Thread: Oracle migration : size on disk of data file greater in PG
Hi, At a customer site, we've made a migration from Oracle 8.1.5 to PGSQL 8.1.1. The migration happened without any problem and now the performances are better with PG than with Ora, but the customer noticed that the size of PG on disk where much greater than the size on disk of Oracle. And I'm not able to find an easy explanation. Is it normal, due to inner data storage mecanisms differents between Oracle and PG ? Of course, we've run VACUUM on both DB before measuring the size on disk. The database is used to store statistical data by month and therefore contain dozen of tables of the same layout containing most of the time hundred of thousands records. Thank you, Benoit Gerrienne
Hi Benoit, Are you talking specifically the database? You can run up 100's of gigs of log files in pg_log if you're not careful (he says after doing the very same). Cheers Chris -----Original Message----- From: Benoit.Gerrienne@BULL.BE [mailto:Benoit.Gerrienne@BULL.BE] Sent: 19 September 2006 10:01 To: pgsql-general@postgresql.org Subject: [GENERAL] Oracle migration : size on disk of data file greater in PG Hi, At a customer site, we've made a migration from Oracle 8.1.5 to PGSQL 8.1.1. The migration happened without any problem and now the performances are better with PG than with Ora, but the customer noticed that the size of PG on disk where much greater than the size on disk of Oracle.
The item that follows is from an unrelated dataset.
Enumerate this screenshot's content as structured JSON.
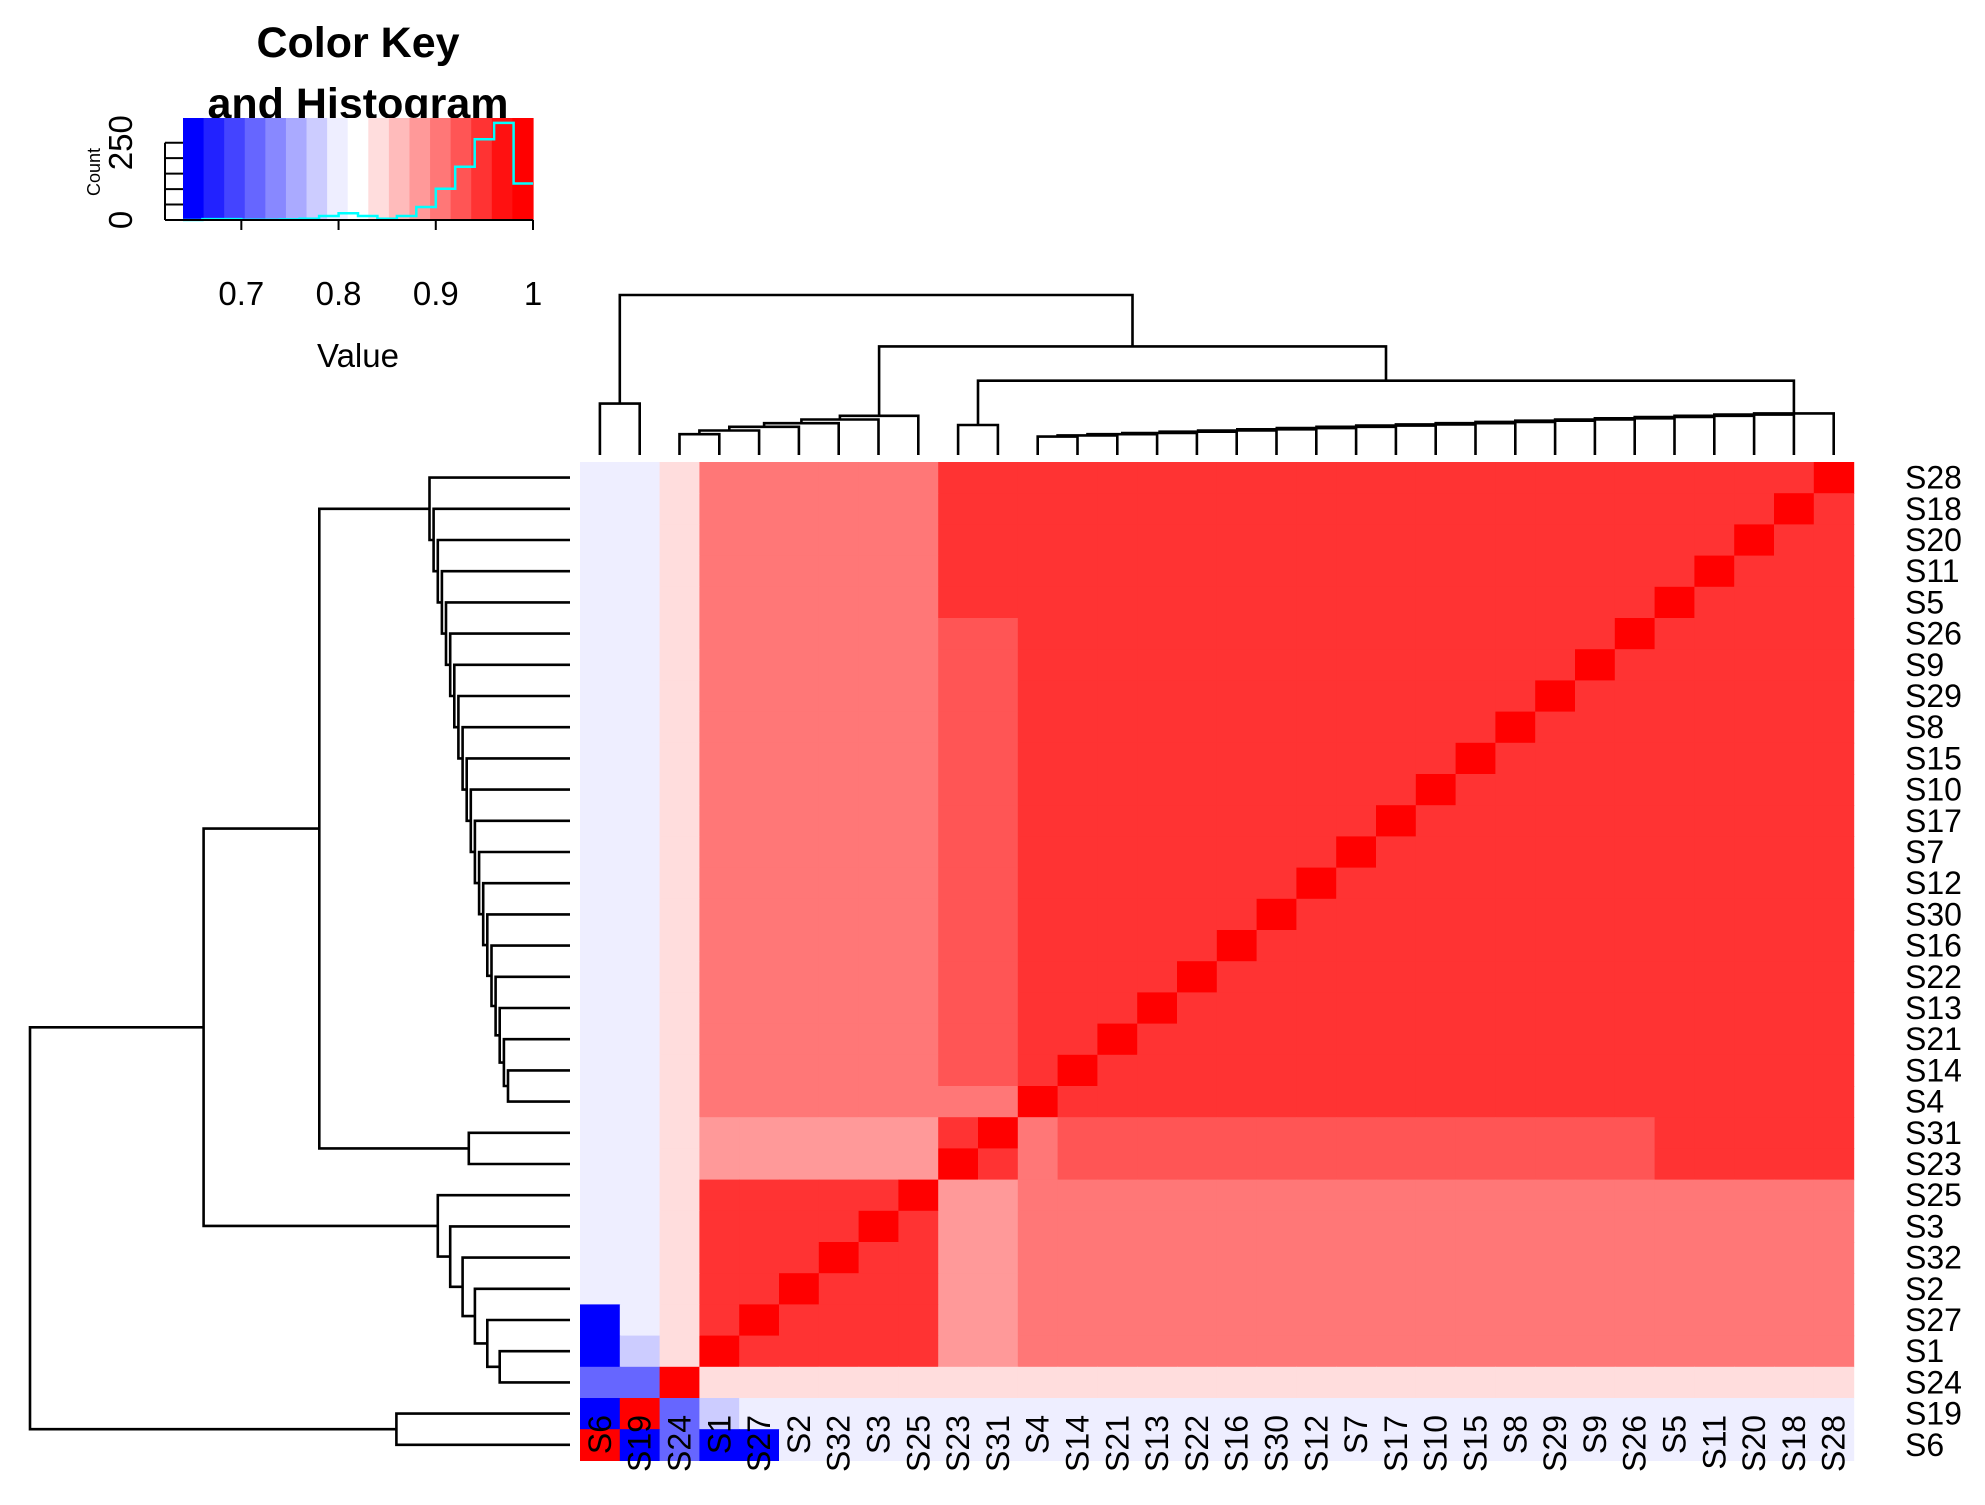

And I'm not able to find an easy explanation. Is it normal, due to inner data storage mecanisms differents between Oracle and PG ? Of course, we've run VACUUM on both DB before measuring the size on disk. The database is used to store statistical data by month and therefore contain dozen of tables of the same layout containing most of the time hundred of thousands records. Thank you, Benoit Gerrienne ---------------------------(end of broadcast)--------------------------- TIP 3: Have you checked our extensive FAQ? http://www.postgresql.org/docs/faq ----------------------------------------- The information contained in this email is confidential and is intended for the recipient only. If you have received it in error, please notify us immediately by reply email and then delete it from your system. Please do not copy it or use it for any purposes, or disclose its contents to any other person or store or copy this information in any medium. The views contained in this email are those of the author and not necessarily those of Lorien plc. Thank you for your co-operation.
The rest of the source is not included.